Cautious students can prevent most campus offenses
After the school shooting in Connecticut last fall, a shooting that followed an increased number of shootings on campuses including Virginia Tech and Lone Star College near Houston, awareness of crime and safety on college campuses has increased.
Dan Williams, chief of police, said MSU is safer than students typically realize, but that there are still some problems officials need to address.
“Theft is probably our biggest problem on campus,” Williams said. “We’ve had a rash of burglaries towards the end of last semester and the beginning of this semester.”
To Williams, the real tragedy is that students could easily prevent most on-campus thefts if they were more cautious with their belongings.
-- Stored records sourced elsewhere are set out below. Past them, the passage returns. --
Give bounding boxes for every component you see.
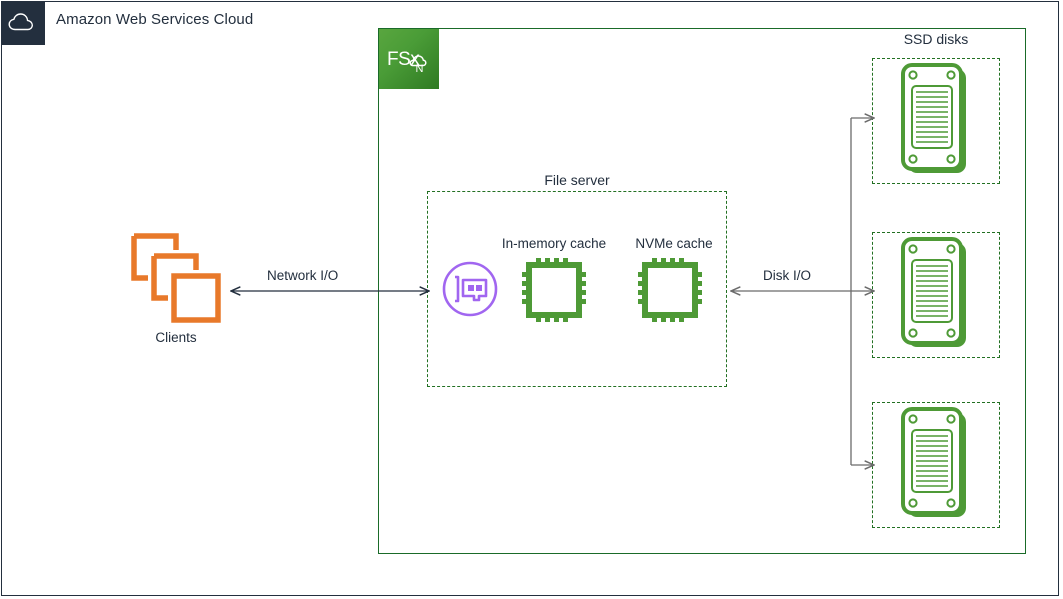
clients-label: Clients (155, 330, 197, 345)
cpu-chip-icon (522, 258, 586, 322)
svg-text:N: N (416, 63, 424, 75)
network-io-label: Network I/O (264, 268, 342, 283)
in-memory-cache-label: In-memory cache (501, 236, 607, 251)
disk-io-label: Disk I/O (760, 268, 815, 283)
aws-cloud-label: Amazon Web Services Cloud (56, 11, 254, 28)
cpu-chip-icon (638, 258, 702, 322)
aws-cloud-icon (1, 1, 45, 45)
ssd-disks-group-label: SSD disks (903, 31, 969, 47)
fsx-for-netapp-ontap-icon: FSx N (379, 29, 439, 89)
network-card-icon (441, 260, 499, 318)
ssd-disk-icon (900, 236, 972, 354)
ssd-disk-icon (900, 62, 972, 180)
clients-icon (130, 232, 222, 324)
nvme-cache-label: NVMe cache (635, 236, 713, 251)
ssd-disk-icon (900, 406, 972, 524)
file-server-group-label: File server (544, 172, 610, 188)
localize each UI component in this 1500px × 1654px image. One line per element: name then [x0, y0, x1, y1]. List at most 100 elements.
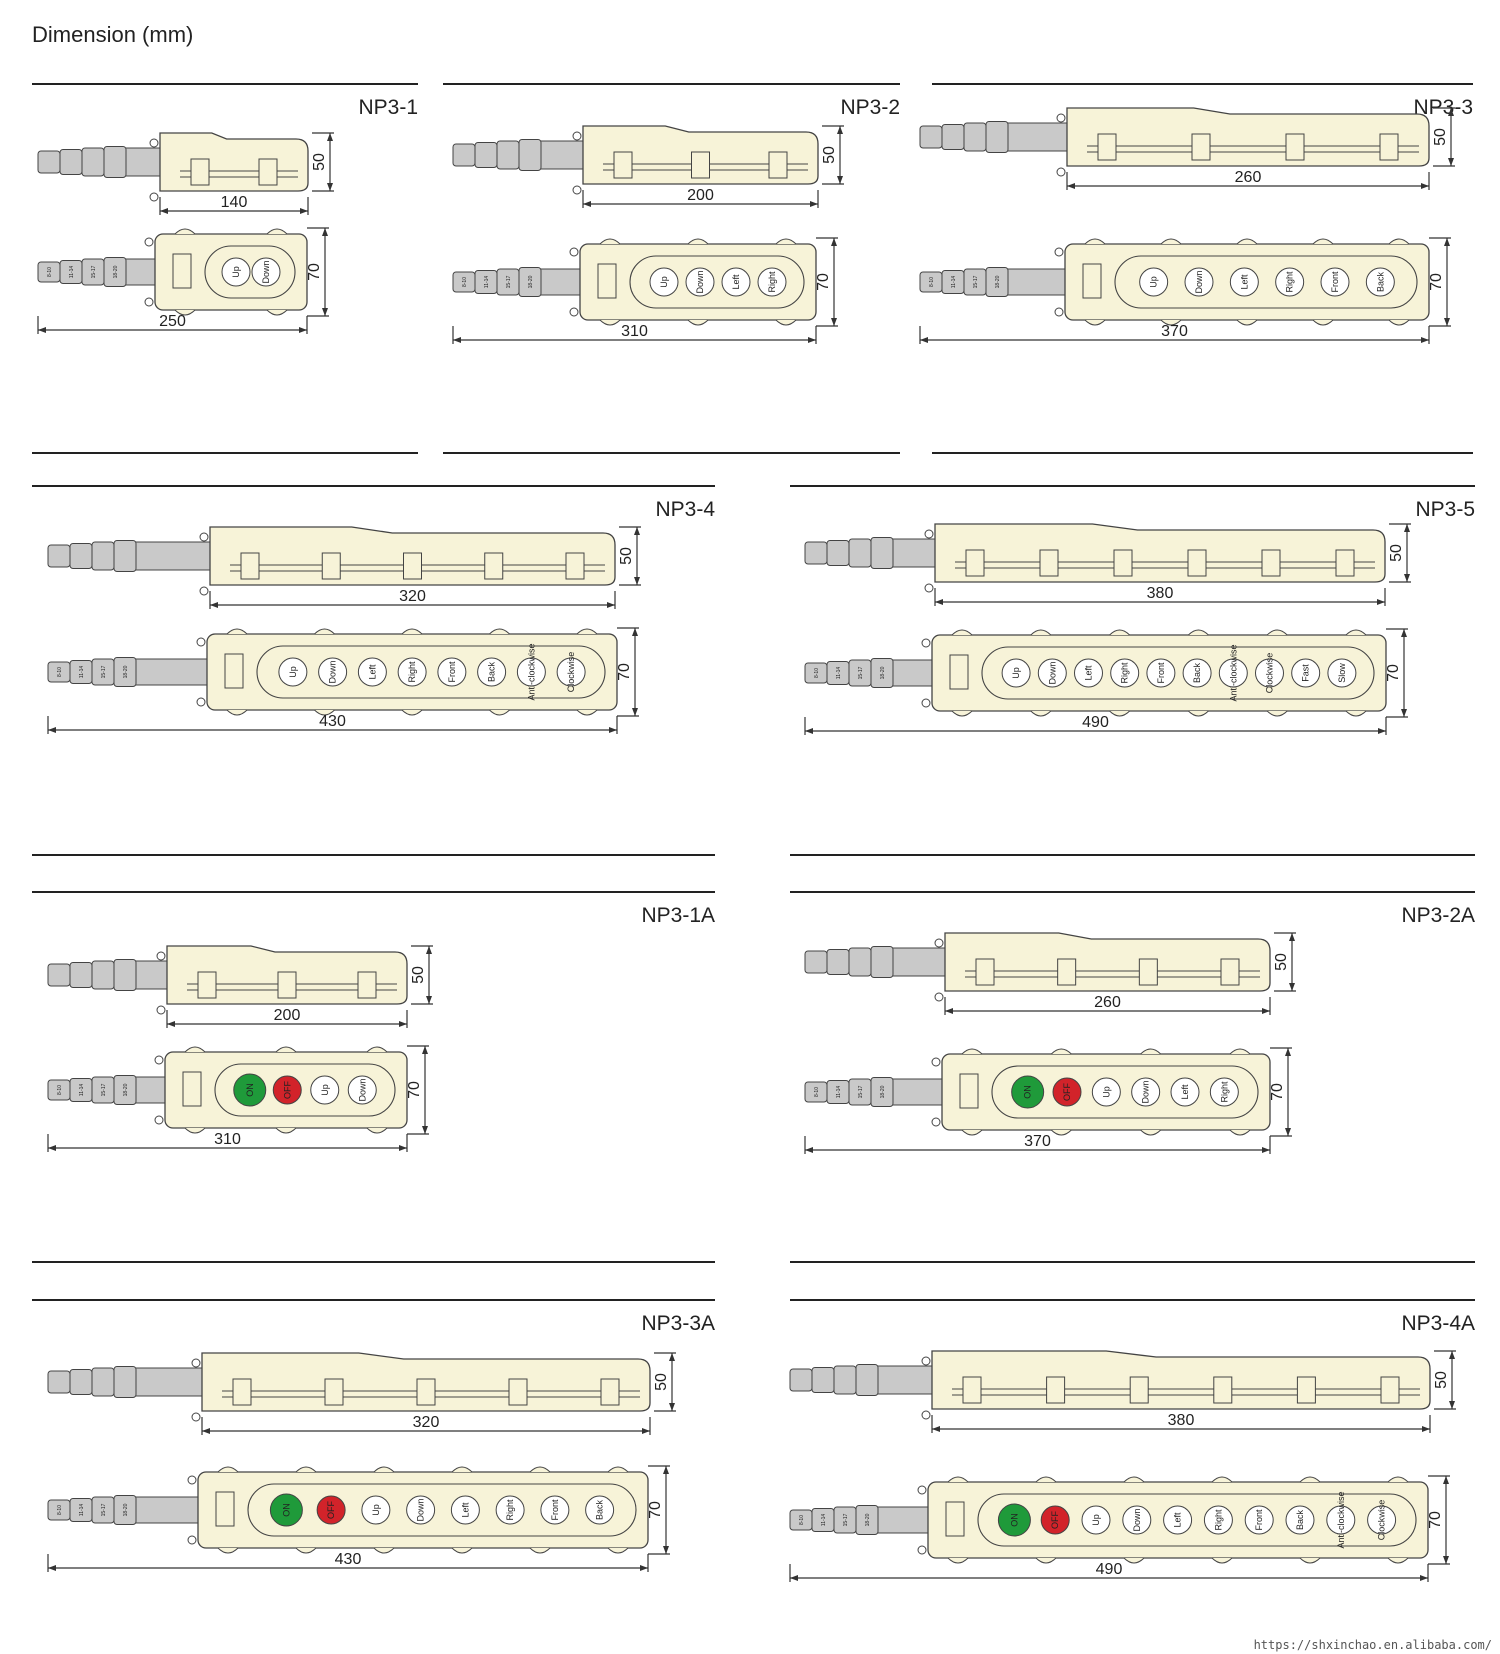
side-view-button-guard	[565, 552, 585, 580]
cable-gland-step	[985, 267, 1009, 297]
gland-size-label: 15-17	[101, 665, 107, 678]
cable-gland-step	[870, 658, 894, 688]
button-label: Down	[1132, 1508, 1142, 1531]
hook-icon	[1056, 167, 1066, 177]
button-label: Down	[357, 1078, 367, 1101]
side-view-button-guard	[403, 552, 422, 580]
side-view-button-guard	[1191, 133, 1211, 161]
push-button	[1229, 267, 1259, 297]
button-label: Left	[460, 1502, 470, 1518]
cable-gland-step	[941, 124, 965, 150]
side-view-button-guard	[1335, 549, 1355, 577]
button-label: Right	[1219, 1081, 1229, 1103]
push-button	[997, 1503, 1031, 1537]
push-button	[1110, 658, 1140, 688]
side-view-button-guard	[1057, 958, 1077, 986]
cable-gland-step	[103, 146, 127, 178]
rubber-bump	[489, 709, 510, 716]
rubber-bump	[401, 709, 423, 716]
button-label: Up	[371, 1504, 381, 1516]
rubber-bump	[1123, 1476, 1145, 1483]
cable-gland-step	[870, 1077, 894, 1107]
push-button	[1275, 267, 1305, 297]
side-view-body	[1066, 107, 1430, 167]
cable-gland-step	[91, 1367, 115, 1397]
rubber-bump	[961, 1129, 983, 1136]
cable-gland-step	[855, 1364, 879, 1396]
gland-size-label: 18-20	[995, 275, 1001, 288]
rubber-bump	[174, 309, 196, 316]
rubber-bump	[451, 1547, 473, 1554]
button-label: Down	[416, 1498, 426, 1521]
rubber-bump	[1387, 1557, 1409, 1564]
push-button	[269, 1493, 303, 1527]
button-label: Left	[1239, 274, 1249, 290]
rubber-bump	[1236, 319, 1258, 326]
gland-size-label: 15-17	[506, 275, 512, 288]
dimension-value: 50	[618, 547, 635, 565]
rubber-bump	[1160, 238, 1182, 245]
dimension-value: 50	[821, 146, 838, 164]
push-button	[757, 267, 787, 297]
side-view-button-guard	[197, 971, 217, 999]
dimension-value: 50	[1388, 544, 1405, 562]
button-label: Down	[328, 660, 338, 683]
screw-icon	[149, 138, 159, 148]
cable	[132, 541, 211, 571]
screw-icon	[1056, 113, 1066, 123]
rubber-bump	[951, 710, 973, 717]
side-view-button-guard	[484, 552, 504, 580]
screw-icon	[934, 938, 944, 948]
gland-size-label: 18-20	[123, 1503, 129, 1516]
dimension-value: 50	[1273, 953, 1290, 971]
side-view-button-guard	[600, 1378, 620, 1406]
side-view-button-guard	[324, 1378, 344, 1406]
gland-size-label: 11-14	[79, 1504, 85, 1517]
screw-icon	[569, 247, 579, 257]
rubber-bump	[266, 309, 288, 316]
dimension-value: 50	[1432, 128, 1449, 146]
button-well	[991, 1065, 1259, 1119]
side-view-button-guard	[190, 158, 210, 186]
button-well	[977, 1493, 1417, 1547]
rubber-bump	[529, 1466, 551, 1473]
side-view-button-guard	[1046, 1376, 1066, 1404]
button-label: Up	[1091, 1514, 1101, 1526]
button-label: ON	[1009, 1513, 1019, 1527]
rubber-bump	[266, 228, 288, 235]
cable-gland-step	[789, 1368, 813, 1392]
button-label: OFF	[326, 1501, 336, 1519]
button-label: Back	[1295, 1509, 1305, 1530]
push-button	[1203, 1505, 1233, 1535]
gland-size-label: 15-17	[858, 1085, 864, 1098]
button-well	[214, 1063, 396, 1117]
cable-gland-step	[59, 149, 83, 175]
label-window	[182, 1071, 202, 1107]
dimension-value: 260	[1094, 994, 1121, 1011]
cable	[122, 258, 156, 286]
gland-size-label: 11-14	[484, 276, 490, 289]
button-label: Slow	[1337, 663, 1347, 683]
cable	[537, 140, 584, 170]
cable	[889, 947, 946, 977]
dimension-value: 490	[1096, 1561, 1123, 1578]
dimension-value: 70	[815, 273, 832, 291]
side-view-button-guard	[1113, 549, 1133, 577]
cable-gland-step	[47, 544, 71, 568]
side-view-button-guard	[1138, 958, 1158, 986]
cable	[132, 658, 208, 686]
push-button	[721, 267, 751, 297]
rubber-bump	[1312, 238, 1334, 245]
rubber-bump	[1109, 710, 1130, 717]
label-window	[949, 654, 969, 690]
cable-gland-step	[69, 962, 93, 988]
cable-gland-step	[870, 946, 894, 978]
rubber-bump	[295, 1466, 317, 1473]
dimension-value: 70	[1427, 1511, 1444, 1529]
rubber-bump	[599, 319, 621, 326]
button-label: Up	[288, 666, 298, 678]
cable-gland-step	[855, 1505, 879, 1535]
push-button	[1081, 1505, 1111, 1535]
push-button	[1001, 658, 1031, 688]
“Young adults just have a tendency to not really worry about their personal safety and items as much as older adults tend to,” Williams said. “If they would simply lock their doors, that’s all it would take to resolve it.”
Williams said many students let their guard down on campus because they trust their classmates.
“You hate to think that students are going to take [the belongings of other student], but students represent the normal populous out there, and there’s a certain percentage that’s going to take advantage of other students,” Williams said.
Vice President of Student Affairs Keith Lamb said he agrees that students can prevent most of these thefts by exercising some common sense around their belongings, but campus officials can do more to educate students.
“It is obvious that we aren’t getting the message out very well because people still leave their doors unlocked and stuff comes up missing,” Lamb said.
Lamb said he understands it can be inconvenient for students to lock their door just to use the bathroom down the hall, but the alternative can be much worse.
“It’s a bigger inconvenience to come back and find things missing,” Lamb said.
Most of the thefts on campus occur in the residency halls, with the highest proportion of them taking place in Pierce Hall. This means that university police must work closely with housing faculty and resident advisers.
Assistant Housing Director Angie Reay said campus police have started making rounds of the residence halls to make students feel safer in their homes.
“It’s good to have them as a presence in our buildings,” Reay said.
Reay said the police also make up for the lack of cameras in the dorms.
“We have cameras mainly at our entrance and exit areas,” Reay said. “We do have community bathrooms in our halls, so we can’t have our cameras up there.”
Since Williams took over as chief of police two-and-a-half-years ago, according to Lamb, the police are doing more presentations on campus than they have ever done before.
“The last couple of years under Chief Williams they’ve really started community policing,” Lamb said. “We have a very proactive police force on campus.”
Williams said he encourages his officers to be more active on campus.
“Get out there and be seen. Even if nothing else is going on, be out in that truck,” Williams said. “If they’re seeing you out there, it’s less likely that they’re going to commit a crime.”
He added that it is hard to change someone’s mind when they have already decided to commit a crime.
“But if we’re vigilant enough to be seen,” Williams said, “it may prevent them from [committing crimes] on our campus.”